Brutalna ocena zawodnika Wisły. “Nie jest nawet top 1 w swoim klubie”

Wisła Kraków w czwartkowy wieczór podejmie Stal Rzeszów w 1/8 finale Pucharu Polski. W bramce gospodarzy na pewno pojawi się Kamil Broda, natomiast Alvaro Raton zasiądzie na ławce. Czy na dłużej? Boiskową postawę Hiszpana skrytykował Samuel Szczygielski, dziennikarz portalu Meczyki.pl.

Wisła Kraków - Odra Opole
Obserwuj nas w
PressFocus/ fot. Krzysztof Porębski Na zdjęciu: Wisła Kraków - Odra Opole
  • Wisła Kraków w tym sezonie ma do dyspozycji trzech golkiperów – Alvaro Ratona, Kamila Brodę i Mikołaja Biegańskiego
  • Do tej pory podstawowym golkiperem Białej Gwiazdy był 30-letni Hiszpan
  • Jednak pod wodzą Mariusza Jopa krytykowany Raton może stracić miejsce w składzie

Wisła Kraków. Raton problemem Jopa

Alvaro Raton miał wnieść do kadry krakowskiego klubu nową jakość, tymczasem niemal od początku swojej przygody z Reymonta zdecydowanie rozczarowuje. Hiszpan prezentuje się poniżej oczekiwań, a kibice domagają się, by stracił miejsce między słupkami na rzecz Kamila Brody. Młodszy z golkiperów na mecz Wisła Kraków – Stal Rzeszów wyjdzie w podstawowym składzie i niewykluczone, że w bramce zostanie na dłużej.

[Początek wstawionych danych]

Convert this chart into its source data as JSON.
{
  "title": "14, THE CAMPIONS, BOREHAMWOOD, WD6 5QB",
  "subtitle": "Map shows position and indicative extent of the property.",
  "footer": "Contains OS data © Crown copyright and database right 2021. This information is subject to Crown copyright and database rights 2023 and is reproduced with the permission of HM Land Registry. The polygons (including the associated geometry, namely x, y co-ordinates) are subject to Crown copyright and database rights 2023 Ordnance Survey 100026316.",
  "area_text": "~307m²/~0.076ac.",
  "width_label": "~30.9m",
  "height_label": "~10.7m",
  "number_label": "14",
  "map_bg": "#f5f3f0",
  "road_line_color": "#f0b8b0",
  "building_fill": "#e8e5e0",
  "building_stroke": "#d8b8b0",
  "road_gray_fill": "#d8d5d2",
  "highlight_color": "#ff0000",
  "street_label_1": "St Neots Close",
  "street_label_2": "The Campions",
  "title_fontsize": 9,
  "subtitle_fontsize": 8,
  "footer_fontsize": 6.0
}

Jaką decyzję podejmie Mariusz Jop? Z pewnością nowy trener Białe Gwiazdy rozważy zastąpienie Ratona Brodą, zwłaszcza jeżeli Polak zaliczy udany występ w Pucharze Polski. Hiszpan zmaga się nie tylko z konkurencją wewnątrz klubu, ale także z negatywnymi opiniami środowiska. Samuel Szczygielski, dziennikarz portalu Meczyki.pl, podczas programu poświęconego Fortuna 1 Lidze ocenił bramkarza Wisły:

– Bramkarz Wisły nie jest nawet w top 10 bramkarzy tej ligi. Co więcej, uważam, że nawet nie jest nawet w top 1 bramkarzy w swoim klubie.

Alvaro Raton w tym sezonie ligowym rozegrał 17 spotkań, wpuścił 21 goli i czterokrotnie zachował czyste konto.